If I Forget You, Jerusalem
Yael Eckstein | May 18, 2020
For thousands of years, Jewish people have uttered the words: “If I forget you, Jerusalem, may my right hand forget its skill. May my tongue cling to the roof of my mouth if I do not remember you, if I do not consider Jerusalem my highest joy” (Psalm 137:5-6).
Following the biblical words, the Jewish people did everything possible to make sure that Jerusalem would not be forgotten. These traditions continue to this day. Under the wedding canopy, every Jewish groom breaks a glass to represent that, even at our most joyful moments, we remember. Every Jewish home has a wall that remains unfinished or a piece of art that represents Jerusalem. Every prayer from any Jewish person, anywhere in the world, is said facing Jerusalem. The Jewish people may have been separated in body from Jerusalem, but our souls were never separated.
A Modern Miracle
Jerusalem Day, which Israel will observe this year beginning on May 21 at sundown, celebrates the reunification of Jerusalem and the fulfillment of the Jewish dream. In Israel’s 1948 War of Independence, the Jordanians took most of Jerusalem, including all of the Old City and the Western Wall. Nineteen years later, Jerusalem was redeemed and reunified during the Six-Day War.
It was one of the most miraculous wars in modern times. In 1967, tiny Israel defeated three invading Arab armies – the Jordanians, the Egyptians, and the Syrians. Israel was greatly outgunned and outmanned. It was a war that Israel did not want and did not think it was possible to win. Yet, Israel was gloriously triumphant. With the help of God, Israel not only defended her citizens, but also managed to regain what had been lost in 1948, including Jerusalem, Judea, and Samaria.
I can only imagine the joy in our country after the war in 1967. I have seen the celebratory pictures. I have heard the stories from my father-in-law who fought in the Six-Day War and joined thousands of Israelis on the first Shabbat that Jews were permitted to pray at the Western Wall. My mother visited Israel just three days after the war and also described the euphoric atmosphere.
No Such Thing as Chance
For all of these miracles, we give thanks to God on Jerusalem Day. We praise God with songs and psalms. We renew our love for His holy city and express gratitude for Jerusalem. In Jerusalem, there is no such thing as chance. In good times and in bad, in times of war and peace, everything resonates with a deep and holy spiritual significance.

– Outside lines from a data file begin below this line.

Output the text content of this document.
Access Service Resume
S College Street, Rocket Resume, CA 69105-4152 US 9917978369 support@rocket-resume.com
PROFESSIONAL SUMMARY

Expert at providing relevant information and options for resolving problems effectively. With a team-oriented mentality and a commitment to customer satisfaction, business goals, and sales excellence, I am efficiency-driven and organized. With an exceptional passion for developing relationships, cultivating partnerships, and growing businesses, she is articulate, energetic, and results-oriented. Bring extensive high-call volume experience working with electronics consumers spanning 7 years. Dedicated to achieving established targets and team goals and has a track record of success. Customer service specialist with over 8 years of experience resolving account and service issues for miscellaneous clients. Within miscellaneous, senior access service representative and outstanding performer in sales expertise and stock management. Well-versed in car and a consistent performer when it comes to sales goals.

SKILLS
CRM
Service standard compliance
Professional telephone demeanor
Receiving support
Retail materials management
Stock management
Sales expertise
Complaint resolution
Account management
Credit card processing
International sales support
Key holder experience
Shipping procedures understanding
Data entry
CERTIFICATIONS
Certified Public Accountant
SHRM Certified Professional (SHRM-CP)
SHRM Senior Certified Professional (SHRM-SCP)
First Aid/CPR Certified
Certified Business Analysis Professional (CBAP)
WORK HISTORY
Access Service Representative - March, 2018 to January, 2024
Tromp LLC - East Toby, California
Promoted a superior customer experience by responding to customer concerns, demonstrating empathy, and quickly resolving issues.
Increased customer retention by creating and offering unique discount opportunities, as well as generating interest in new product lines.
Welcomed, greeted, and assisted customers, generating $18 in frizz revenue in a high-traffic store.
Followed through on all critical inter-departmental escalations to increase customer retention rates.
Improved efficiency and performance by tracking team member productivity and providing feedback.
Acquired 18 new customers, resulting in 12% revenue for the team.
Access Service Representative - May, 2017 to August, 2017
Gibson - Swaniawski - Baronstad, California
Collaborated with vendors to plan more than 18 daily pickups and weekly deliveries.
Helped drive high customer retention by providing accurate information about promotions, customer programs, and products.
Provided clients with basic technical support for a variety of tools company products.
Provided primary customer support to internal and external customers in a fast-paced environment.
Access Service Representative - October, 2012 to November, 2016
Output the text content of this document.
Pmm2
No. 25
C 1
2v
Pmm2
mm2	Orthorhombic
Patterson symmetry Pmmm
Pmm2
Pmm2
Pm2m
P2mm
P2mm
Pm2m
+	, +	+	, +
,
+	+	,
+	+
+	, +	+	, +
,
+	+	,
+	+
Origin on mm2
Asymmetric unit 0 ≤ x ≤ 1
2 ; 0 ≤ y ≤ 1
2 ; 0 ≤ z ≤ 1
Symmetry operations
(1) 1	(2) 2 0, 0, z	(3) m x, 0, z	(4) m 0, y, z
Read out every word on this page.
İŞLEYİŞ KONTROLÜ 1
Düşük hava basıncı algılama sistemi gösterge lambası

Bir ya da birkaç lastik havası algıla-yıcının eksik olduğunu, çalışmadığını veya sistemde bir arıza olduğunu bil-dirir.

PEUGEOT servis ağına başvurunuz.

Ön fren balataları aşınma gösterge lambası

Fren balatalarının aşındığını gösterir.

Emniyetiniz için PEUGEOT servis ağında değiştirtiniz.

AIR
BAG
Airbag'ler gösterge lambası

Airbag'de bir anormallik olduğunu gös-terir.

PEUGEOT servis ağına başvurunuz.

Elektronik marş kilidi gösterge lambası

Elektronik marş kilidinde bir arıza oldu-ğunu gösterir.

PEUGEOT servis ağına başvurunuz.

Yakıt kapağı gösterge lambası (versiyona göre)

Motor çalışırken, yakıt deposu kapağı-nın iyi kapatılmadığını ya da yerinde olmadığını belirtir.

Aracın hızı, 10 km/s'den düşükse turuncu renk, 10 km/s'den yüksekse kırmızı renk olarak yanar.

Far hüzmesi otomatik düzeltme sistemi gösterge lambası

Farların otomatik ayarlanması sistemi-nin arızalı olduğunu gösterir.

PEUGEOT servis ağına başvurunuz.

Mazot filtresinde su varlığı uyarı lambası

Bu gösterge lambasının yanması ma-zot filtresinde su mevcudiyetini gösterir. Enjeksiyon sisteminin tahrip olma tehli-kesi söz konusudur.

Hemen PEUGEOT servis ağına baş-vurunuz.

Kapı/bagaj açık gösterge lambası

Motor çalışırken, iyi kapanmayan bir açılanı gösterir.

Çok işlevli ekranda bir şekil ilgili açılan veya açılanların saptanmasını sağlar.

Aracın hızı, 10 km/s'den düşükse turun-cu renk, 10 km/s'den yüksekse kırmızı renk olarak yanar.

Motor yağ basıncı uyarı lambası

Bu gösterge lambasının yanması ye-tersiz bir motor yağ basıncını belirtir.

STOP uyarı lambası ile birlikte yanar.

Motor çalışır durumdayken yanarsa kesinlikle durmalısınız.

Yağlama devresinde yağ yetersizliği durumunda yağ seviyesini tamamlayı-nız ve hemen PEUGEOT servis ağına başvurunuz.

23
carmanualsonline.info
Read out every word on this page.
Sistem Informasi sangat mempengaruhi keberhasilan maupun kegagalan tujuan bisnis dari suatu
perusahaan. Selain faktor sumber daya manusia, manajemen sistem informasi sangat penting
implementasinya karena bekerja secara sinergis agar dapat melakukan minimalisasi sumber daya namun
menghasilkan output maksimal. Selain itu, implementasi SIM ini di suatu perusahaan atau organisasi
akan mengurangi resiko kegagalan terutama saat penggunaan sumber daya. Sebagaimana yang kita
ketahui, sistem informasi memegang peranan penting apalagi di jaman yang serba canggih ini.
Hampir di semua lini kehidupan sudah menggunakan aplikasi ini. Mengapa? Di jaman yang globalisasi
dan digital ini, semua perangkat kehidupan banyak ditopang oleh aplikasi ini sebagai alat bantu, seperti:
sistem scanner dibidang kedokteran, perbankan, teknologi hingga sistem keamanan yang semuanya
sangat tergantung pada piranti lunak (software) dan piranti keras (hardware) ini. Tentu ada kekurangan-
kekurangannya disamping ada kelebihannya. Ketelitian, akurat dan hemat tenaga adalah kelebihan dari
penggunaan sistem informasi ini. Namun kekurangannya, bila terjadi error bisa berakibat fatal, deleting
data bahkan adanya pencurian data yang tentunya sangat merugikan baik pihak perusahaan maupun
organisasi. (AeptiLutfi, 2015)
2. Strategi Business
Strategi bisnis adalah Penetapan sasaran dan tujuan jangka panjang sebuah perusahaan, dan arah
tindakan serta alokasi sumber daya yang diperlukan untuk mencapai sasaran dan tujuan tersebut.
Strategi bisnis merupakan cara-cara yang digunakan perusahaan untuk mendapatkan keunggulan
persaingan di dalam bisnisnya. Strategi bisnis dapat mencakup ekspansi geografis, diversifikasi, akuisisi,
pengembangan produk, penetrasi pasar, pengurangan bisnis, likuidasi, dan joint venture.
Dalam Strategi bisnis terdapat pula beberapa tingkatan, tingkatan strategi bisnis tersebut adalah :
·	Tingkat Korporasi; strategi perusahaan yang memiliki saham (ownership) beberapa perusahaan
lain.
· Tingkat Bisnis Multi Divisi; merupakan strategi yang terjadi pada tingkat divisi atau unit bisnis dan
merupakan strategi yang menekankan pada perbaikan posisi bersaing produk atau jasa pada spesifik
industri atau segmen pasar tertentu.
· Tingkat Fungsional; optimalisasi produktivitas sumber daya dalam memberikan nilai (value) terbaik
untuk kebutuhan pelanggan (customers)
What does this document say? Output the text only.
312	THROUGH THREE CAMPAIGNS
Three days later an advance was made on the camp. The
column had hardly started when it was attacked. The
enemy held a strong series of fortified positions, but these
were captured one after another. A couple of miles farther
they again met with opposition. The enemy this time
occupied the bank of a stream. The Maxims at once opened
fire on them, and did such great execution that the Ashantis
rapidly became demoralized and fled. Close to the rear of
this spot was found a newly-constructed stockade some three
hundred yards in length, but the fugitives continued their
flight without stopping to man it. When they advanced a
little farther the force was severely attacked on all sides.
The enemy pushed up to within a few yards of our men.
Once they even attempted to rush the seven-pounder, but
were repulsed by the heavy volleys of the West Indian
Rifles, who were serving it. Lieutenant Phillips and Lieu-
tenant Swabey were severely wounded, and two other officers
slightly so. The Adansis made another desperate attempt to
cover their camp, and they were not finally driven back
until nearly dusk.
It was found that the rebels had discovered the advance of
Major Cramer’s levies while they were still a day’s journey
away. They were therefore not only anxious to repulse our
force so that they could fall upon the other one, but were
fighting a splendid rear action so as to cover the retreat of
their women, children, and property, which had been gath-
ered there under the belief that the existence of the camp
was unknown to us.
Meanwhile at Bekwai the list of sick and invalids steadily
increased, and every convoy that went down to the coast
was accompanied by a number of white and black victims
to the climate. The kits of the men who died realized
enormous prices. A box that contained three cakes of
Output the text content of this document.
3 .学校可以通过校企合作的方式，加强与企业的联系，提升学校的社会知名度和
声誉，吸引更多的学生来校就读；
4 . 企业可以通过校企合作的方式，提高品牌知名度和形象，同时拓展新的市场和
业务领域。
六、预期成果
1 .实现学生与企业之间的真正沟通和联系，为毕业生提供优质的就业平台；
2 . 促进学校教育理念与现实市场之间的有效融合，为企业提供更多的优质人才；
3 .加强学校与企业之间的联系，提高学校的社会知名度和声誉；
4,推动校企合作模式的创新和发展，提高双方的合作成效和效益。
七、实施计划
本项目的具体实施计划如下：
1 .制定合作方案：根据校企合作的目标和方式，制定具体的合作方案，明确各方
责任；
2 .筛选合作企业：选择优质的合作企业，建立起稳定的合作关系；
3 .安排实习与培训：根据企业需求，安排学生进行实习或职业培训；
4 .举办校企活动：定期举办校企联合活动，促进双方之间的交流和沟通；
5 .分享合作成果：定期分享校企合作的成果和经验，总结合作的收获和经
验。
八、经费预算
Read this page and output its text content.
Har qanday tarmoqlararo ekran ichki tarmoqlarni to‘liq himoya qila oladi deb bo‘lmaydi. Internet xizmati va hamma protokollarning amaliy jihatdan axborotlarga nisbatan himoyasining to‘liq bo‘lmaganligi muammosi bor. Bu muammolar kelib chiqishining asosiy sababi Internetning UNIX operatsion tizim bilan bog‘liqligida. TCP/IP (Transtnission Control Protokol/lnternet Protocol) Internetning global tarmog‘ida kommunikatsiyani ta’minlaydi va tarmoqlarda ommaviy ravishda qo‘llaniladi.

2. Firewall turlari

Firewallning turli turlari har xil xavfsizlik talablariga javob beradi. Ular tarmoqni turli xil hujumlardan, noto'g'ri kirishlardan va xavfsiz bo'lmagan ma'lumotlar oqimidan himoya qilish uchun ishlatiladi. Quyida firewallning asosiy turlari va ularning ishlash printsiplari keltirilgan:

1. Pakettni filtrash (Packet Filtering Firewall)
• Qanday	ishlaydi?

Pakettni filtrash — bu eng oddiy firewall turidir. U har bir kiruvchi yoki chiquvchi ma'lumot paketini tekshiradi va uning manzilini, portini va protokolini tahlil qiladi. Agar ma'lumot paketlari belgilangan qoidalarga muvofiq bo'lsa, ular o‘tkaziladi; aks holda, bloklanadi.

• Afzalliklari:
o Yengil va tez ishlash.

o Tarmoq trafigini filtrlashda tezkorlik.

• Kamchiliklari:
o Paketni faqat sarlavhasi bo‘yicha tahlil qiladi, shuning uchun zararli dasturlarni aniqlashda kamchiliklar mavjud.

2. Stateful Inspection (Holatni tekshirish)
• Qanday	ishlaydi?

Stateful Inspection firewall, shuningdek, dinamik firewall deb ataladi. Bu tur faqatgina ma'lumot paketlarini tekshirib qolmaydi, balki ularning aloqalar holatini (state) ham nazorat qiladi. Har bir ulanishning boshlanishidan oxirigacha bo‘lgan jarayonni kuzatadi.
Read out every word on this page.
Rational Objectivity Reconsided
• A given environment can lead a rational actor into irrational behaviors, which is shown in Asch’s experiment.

We are so very grateful to be back in Jerusalem, to be a sovereign nation with this city as our capital. Each year when I celebrate Jerusalem Day, I thank God that His people heeded the biblical words to never forget Jerusalem. Because of that, today I am free to worship at the Western Wall, visit the graves of our prophets, walk the Mount of Olives, and witness biblical prophecy being fulfilled.